The architecture of a CPU is what defines the instructions it can understand, the two most common instruction set architectures are ARM and x86. The x86 instruction set architecture was developed by Intel in the 1970s. It went on to dominate the computer market. It was part of the ubiquitous “IBM compatible” standard. Today, most desktop computers, laptops and servers have x89 CPUs. It was only with the rise of tables, smart phones and other similar devices that x86 got a real competitor: ARM. ARM is an architecture designed specifically for small, low power devices and so is ideal architecture for a smartphone. The purpose of this tutorial is to learn x86 assembly, but I hope to include posts about ARM as well.
There are actually quite a few different instructions a typical x86 CPU can understand. These include arithmetic instructions such as add, subtract, multiply and divide, instructions for loading and storing data, instructions for comparing values and instructions that tell the CPU to jump to another instruction address. Jump instructions can either be conditional or unconditional. Conditional jump instructions tell the CPU to move to another instruction address if a certain condition is met. With a little imagination you can construct all kinds of fun programs from these instructions. Unlike higher level languages, there are no if statements, no loops and no variables.
Loading and storing data to main memory is a slow process. To minimise the number of loads and stores a CPU has registers.

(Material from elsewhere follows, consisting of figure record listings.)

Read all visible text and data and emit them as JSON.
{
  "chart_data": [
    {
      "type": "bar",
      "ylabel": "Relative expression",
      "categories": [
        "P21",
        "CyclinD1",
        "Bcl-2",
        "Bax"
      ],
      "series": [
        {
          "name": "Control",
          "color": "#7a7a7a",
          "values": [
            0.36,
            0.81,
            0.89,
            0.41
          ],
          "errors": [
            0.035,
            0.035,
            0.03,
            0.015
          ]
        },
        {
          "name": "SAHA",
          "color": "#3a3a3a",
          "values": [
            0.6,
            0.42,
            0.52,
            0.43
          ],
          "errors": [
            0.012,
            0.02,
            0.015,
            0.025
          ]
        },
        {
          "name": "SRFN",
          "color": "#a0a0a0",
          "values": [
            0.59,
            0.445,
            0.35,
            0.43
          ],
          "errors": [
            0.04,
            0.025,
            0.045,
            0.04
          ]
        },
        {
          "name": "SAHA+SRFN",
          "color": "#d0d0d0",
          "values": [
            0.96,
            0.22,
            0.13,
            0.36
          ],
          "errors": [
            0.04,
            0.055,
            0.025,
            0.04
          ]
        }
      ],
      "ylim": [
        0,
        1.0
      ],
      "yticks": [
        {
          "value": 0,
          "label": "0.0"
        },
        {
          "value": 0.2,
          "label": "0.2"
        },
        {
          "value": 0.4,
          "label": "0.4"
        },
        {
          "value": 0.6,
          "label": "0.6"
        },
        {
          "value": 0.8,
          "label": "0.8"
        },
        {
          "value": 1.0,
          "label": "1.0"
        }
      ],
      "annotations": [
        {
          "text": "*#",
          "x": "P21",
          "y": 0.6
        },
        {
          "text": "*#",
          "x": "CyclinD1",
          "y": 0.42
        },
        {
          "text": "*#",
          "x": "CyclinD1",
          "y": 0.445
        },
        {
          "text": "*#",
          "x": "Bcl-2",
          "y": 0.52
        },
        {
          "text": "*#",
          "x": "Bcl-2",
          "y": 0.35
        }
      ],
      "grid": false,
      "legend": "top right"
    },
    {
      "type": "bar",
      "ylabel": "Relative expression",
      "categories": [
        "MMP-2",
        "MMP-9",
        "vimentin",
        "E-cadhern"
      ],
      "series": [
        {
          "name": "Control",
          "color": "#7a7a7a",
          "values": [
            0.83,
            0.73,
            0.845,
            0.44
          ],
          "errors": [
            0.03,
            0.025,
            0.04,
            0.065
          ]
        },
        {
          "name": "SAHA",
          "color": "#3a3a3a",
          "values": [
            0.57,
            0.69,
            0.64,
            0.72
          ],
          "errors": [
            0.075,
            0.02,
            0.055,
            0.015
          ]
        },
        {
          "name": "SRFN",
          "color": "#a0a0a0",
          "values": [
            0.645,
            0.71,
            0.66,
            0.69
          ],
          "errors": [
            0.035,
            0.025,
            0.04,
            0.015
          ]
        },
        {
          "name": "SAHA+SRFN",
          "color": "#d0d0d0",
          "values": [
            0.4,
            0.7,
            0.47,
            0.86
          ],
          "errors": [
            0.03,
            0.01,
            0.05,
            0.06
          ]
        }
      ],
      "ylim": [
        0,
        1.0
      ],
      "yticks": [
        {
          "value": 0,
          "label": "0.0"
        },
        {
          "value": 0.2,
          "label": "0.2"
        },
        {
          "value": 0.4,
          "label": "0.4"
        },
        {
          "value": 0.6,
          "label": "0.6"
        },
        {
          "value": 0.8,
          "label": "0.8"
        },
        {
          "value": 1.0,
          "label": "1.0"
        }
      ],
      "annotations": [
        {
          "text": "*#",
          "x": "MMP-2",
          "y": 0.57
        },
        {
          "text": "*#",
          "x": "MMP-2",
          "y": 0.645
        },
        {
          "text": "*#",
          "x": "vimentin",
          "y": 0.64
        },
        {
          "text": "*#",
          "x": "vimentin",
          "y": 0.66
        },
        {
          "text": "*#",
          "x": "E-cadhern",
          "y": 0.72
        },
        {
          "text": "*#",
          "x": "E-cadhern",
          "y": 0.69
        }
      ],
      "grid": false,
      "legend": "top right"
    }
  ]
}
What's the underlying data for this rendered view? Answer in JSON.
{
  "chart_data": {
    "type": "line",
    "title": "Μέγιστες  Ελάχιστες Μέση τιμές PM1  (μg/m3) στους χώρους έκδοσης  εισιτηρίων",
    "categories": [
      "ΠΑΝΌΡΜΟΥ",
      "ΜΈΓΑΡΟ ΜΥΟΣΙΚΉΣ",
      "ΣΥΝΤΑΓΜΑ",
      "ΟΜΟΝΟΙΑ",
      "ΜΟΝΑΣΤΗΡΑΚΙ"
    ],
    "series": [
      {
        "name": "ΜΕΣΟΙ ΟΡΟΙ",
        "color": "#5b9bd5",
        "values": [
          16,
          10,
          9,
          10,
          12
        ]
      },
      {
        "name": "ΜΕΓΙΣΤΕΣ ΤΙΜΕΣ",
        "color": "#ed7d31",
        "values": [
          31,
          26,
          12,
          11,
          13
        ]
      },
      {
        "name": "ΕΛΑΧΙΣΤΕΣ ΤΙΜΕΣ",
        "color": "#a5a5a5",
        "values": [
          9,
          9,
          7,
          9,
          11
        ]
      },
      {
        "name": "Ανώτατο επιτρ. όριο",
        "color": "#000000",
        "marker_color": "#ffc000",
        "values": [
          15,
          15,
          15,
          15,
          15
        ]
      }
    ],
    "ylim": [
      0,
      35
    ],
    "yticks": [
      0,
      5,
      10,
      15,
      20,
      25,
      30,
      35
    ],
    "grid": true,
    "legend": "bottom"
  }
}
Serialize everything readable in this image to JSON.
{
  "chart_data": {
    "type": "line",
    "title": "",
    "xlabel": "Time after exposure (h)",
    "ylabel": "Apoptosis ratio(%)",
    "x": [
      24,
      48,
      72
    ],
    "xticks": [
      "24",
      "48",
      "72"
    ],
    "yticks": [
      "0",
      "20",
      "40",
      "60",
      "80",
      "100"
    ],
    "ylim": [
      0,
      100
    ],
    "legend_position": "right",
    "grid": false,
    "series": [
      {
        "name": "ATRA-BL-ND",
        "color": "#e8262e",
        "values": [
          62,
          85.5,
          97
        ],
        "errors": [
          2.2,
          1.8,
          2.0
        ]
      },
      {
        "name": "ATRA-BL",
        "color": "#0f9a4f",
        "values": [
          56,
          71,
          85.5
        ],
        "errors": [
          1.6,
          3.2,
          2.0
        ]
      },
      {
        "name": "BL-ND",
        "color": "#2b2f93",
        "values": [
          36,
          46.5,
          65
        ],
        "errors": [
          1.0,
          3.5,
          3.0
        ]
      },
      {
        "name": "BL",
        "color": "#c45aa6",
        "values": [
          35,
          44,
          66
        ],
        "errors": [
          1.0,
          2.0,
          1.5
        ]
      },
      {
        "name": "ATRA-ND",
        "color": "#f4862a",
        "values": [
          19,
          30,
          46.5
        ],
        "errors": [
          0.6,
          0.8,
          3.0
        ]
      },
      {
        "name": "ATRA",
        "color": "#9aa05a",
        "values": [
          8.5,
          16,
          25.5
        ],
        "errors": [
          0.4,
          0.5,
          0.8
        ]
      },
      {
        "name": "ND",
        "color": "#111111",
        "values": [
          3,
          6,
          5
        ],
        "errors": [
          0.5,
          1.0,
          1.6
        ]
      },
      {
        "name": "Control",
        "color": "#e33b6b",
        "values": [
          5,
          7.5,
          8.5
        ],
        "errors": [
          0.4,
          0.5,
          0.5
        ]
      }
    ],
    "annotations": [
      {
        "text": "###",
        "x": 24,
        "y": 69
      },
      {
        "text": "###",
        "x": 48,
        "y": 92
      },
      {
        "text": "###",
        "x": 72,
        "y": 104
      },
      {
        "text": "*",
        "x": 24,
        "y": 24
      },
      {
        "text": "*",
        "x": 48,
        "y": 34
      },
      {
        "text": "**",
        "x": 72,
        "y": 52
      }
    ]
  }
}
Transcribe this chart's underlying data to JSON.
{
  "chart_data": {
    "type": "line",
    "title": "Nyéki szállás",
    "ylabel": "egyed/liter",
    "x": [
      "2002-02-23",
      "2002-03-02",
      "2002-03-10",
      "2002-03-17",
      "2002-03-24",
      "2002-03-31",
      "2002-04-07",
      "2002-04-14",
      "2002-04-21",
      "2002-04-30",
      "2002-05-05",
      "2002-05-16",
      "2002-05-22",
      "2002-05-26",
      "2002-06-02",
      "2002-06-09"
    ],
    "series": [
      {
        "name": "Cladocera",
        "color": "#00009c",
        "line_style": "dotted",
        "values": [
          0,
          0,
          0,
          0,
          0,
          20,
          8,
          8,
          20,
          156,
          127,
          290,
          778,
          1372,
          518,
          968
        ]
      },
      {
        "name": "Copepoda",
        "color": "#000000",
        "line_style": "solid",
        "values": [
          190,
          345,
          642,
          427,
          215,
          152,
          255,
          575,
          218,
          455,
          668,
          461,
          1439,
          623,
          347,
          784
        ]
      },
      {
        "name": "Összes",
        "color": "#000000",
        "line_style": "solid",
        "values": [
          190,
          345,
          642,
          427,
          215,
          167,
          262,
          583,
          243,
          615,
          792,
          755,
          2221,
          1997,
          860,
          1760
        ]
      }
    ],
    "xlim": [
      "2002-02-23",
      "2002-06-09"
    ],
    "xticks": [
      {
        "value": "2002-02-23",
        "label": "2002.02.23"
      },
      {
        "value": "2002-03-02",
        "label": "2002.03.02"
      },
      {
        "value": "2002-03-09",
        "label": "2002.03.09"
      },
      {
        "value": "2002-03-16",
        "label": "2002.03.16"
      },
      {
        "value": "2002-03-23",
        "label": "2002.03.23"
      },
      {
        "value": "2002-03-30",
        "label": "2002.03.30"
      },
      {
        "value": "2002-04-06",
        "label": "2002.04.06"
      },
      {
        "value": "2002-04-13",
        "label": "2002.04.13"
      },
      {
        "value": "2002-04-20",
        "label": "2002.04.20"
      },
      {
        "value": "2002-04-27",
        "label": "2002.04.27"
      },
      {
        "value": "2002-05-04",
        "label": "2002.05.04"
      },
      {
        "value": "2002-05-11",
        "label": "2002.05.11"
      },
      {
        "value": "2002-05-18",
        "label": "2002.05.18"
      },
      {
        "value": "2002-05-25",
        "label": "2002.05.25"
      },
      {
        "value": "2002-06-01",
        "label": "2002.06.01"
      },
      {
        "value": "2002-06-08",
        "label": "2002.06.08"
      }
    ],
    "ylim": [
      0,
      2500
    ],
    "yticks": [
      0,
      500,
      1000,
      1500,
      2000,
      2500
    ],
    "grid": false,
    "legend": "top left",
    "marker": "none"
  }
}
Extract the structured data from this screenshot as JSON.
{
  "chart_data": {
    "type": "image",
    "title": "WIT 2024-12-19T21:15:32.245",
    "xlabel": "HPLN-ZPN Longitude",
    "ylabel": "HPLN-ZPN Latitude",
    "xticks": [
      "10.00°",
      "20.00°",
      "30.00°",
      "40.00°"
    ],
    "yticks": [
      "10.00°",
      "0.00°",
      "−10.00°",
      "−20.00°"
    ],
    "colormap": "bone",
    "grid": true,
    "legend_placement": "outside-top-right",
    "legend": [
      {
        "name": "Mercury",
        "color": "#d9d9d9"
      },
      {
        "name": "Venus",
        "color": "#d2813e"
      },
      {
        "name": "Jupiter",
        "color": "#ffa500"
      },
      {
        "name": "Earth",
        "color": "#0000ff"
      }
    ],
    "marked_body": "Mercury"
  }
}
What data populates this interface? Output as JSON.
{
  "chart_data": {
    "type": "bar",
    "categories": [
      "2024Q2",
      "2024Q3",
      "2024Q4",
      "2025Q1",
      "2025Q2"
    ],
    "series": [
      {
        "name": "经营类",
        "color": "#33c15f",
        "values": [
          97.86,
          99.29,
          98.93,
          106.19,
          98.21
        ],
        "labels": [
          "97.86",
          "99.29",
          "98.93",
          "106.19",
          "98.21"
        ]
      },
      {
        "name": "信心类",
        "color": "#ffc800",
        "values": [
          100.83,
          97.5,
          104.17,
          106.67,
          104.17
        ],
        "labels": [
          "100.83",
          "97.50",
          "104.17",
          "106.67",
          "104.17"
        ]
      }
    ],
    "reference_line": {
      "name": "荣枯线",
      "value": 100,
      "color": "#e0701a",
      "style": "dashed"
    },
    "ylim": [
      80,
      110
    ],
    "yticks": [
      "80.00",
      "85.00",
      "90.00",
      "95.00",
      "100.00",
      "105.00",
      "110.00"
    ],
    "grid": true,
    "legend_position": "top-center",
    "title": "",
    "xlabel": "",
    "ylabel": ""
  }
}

Registers are very fast memory inside the CPU itself. If the CPU were an industrious little craftsman, main memory would be his store room, and the registers would be his work station. In well written code, the CPU will do as few loads and stores as possible. It will instead keep the data it needs in it’s registers as much as is possible.
The CPU also maintains a set of flags. Every time it performs an operation these flags get set. For example If we performed an addition and the result overflows, the overflow flag is set, or if we perform a subtraction and the result is zero the zero flag is set.
This is basically all we need to know before we start writing assembly!